Practical Django Projects: Writer better web applications faster, and learn how to build up your own reusable code library (buy)
James Bennett, Django Release Manager
Apress 256 pages
Any web developer worth their salt has undoubtedly spent significant amounts of time and billable hours building (and re-building) a library of reusable code to ease future development investment on their part. If you’ve made it that far, then you’ve probably also come to a point when you’ve scrapped all the code you wrote and picked from one of the many open-source web frameworks that have done all those tasks (and more), done them well, and that--most importantly--other people maintain.
When many individuals took their first steps in web development, they were forced to write much of their code from scratch. That includes handling cookies and sessions, talking with the database and building your own SQL queries, engineering some sort of templating system (or none at all in much of PHP development), and many more man-hours of boilerplate.
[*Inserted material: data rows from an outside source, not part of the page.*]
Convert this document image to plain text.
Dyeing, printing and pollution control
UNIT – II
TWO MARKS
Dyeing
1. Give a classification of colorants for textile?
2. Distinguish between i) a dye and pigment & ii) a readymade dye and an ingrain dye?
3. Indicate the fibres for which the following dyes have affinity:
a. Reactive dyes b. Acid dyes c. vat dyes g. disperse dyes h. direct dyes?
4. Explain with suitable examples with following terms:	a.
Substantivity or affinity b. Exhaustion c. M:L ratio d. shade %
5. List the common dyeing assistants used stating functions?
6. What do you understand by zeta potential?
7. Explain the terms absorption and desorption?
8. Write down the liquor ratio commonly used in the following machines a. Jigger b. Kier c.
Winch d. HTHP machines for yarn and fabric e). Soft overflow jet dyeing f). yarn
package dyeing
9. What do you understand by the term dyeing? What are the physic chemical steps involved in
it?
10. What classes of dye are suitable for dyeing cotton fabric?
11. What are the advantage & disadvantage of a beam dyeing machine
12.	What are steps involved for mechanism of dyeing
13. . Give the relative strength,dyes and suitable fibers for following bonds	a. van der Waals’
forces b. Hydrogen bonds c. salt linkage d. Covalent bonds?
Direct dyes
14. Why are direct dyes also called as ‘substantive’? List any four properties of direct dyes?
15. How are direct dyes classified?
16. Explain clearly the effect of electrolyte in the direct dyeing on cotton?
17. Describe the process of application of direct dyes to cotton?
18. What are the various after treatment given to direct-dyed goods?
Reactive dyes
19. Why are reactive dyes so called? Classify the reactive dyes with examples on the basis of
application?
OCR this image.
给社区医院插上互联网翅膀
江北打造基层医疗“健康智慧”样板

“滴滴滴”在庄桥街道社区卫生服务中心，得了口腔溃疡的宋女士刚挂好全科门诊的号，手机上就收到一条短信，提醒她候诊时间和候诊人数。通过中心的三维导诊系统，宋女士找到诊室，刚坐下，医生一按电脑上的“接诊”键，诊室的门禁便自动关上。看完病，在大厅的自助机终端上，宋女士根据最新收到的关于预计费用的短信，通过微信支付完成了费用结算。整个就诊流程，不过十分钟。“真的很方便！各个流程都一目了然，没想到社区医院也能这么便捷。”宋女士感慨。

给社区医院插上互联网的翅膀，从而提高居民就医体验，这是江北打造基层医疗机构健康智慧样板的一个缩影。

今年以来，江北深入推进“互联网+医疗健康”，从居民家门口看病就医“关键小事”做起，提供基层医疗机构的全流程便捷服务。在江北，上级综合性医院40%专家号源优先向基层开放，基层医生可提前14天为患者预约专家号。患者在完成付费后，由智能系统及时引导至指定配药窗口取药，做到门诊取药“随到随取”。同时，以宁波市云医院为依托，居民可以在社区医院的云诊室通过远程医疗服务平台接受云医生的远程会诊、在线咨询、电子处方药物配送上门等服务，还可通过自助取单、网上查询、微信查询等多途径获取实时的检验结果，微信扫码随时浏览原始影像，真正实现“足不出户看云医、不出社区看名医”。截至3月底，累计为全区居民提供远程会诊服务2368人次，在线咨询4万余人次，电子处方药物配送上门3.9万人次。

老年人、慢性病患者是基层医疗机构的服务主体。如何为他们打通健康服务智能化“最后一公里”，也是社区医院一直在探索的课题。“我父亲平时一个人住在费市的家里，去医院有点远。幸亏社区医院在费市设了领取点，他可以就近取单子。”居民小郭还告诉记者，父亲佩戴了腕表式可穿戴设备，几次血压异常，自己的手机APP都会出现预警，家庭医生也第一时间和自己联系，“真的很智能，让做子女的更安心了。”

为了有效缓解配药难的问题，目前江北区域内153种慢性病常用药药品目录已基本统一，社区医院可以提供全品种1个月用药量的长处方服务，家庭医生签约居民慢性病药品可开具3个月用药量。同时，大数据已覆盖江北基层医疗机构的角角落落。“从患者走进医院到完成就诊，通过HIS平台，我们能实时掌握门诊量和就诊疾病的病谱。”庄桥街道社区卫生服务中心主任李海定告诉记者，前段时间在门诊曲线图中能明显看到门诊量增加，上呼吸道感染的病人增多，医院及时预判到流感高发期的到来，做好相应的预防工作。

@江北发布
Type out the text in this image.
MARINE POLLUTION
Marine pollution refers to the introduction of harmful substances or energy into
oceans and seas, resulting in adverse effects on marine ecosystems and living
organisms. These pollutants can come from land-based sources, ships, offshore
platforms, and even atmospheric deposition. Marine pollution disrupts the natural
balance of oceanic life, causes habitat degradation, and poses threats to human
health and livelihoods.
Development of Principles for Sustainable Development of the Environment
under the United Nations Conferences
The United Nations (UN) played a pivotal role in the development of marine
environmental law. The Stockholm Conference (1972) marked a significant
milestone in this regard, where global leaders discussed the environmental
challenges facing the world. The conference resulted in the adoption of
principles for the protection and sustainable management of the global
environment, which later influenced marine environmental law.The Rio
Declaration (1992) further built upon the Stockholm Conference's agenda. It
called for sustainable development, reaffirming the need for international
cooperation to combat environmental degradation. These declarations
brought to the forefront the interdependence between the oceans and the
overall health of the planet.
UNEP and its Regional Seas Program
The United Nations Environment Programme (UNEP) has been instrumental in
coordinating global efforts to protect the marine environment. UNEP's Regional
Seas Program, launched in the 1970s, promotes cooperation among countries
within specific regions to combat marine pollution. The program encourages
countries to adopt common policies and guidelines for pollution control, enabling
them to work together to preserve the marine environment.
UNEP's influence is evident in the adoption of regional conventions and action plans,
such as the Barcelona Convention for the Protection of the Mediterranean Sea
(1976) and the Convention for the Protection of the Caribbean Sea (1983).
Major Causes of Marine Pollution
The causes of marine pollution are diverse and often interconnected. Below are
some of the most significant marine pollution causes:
These days, from ColdFusion, Ruby, PHP, Perl, to Python, developers at all levels are turning to web frameworks to do much of the dirty work.
Django is a Python-powered web framework and it's one that I’ve been a following closely since its public inception. Django has had some big wins lately with Goolge’s App Engine and is well on its way to a 1.0 release. Django has been heralded as a well-managed and disciplined open-source project that has managed to garner praise for it’s stability and performance.
Practical Django Projects is an excellent book that goes well beyond The Definitive Guide to Django, which marches through each major bit of Django with basic examples of these features. The main downfall of the Definitive Guide was that while it is extremely illustrative of the different parts of the framework, it has little to no example of how to build a real-world project you might present to a client.
This book has a strong focus on building real, battle-tested web applications from the ground up and is split into four logical portions which are prefaced with a brief introduction to Python, Django, and web frameworks themselves.